Objective: To investigate the role of autophagy in SA pathogenesis.
Method: We enrolled 33 SA patients, 14 non-severe asthma (NSA) patients and 33 normal healthy controls (NC). Autophagy was evaluated in sputum granulocytes and peripheral blood cells (PBCs) using Western blot, confocal microscopy, transmission electron microscopy, and flow cytometry. To induce autophagy in vitro, HL-60 cells and primary eosinophil cells were treated with interleukin (IL)-5; A549 cells and primary airway epithelial cells were treated with IL-1β.

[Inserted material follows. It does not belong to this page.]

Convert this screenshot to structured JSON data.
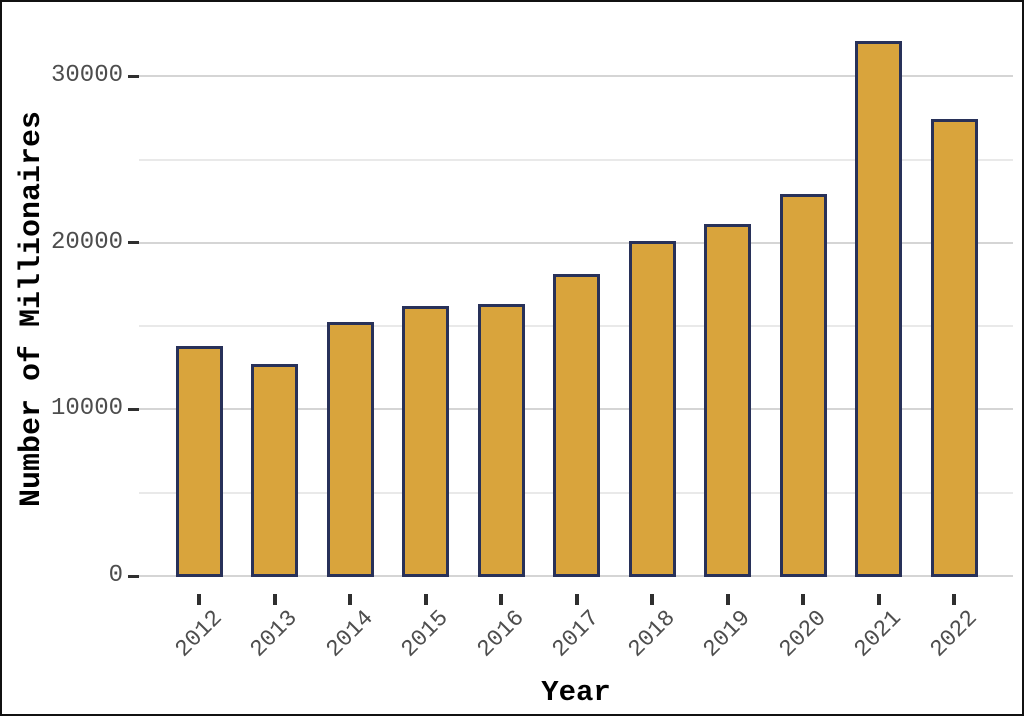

Results: Increased expression of microtubule-associated protein light chain (LC3)-II was noted in the sputum granulocytes and PBCs from SA group compared to NSA and NC groups. In confocal microscopy, autophagosomes were observed in the eosinophils from sputum granulocytes and PBCs of SA patients. IL-5 induced autophagy in HL-60 cells with increased eosinophil cationic protein expression. When IL-5 was treated on primary eosinophils of SA patients, autophagy expression increased which were not affected by dexamethasone. After treatment of IL-1β on A549 cells and primary airway epithelial cells, autophagy expression and IL-8 production increased which were attenuated by autophagy inhibitors including E64D+Pepstatin A, 3-MA and LY294002, but not by dexamethasone. Atg5-knockdown or Beclin1-knockdown of A549 cells significantly decreased the IL-8 production as well as the LC3-II. Autophagy expression in peripheral eosinophils from SA patients were significantly higher than those from NC (P=0.013).
Conclusion: We suggest that autophagy play a pivotal role in SA pathogenesis. The autophagy modulation may be a novel therapeutic target for conventional therapy-resistant SA patients.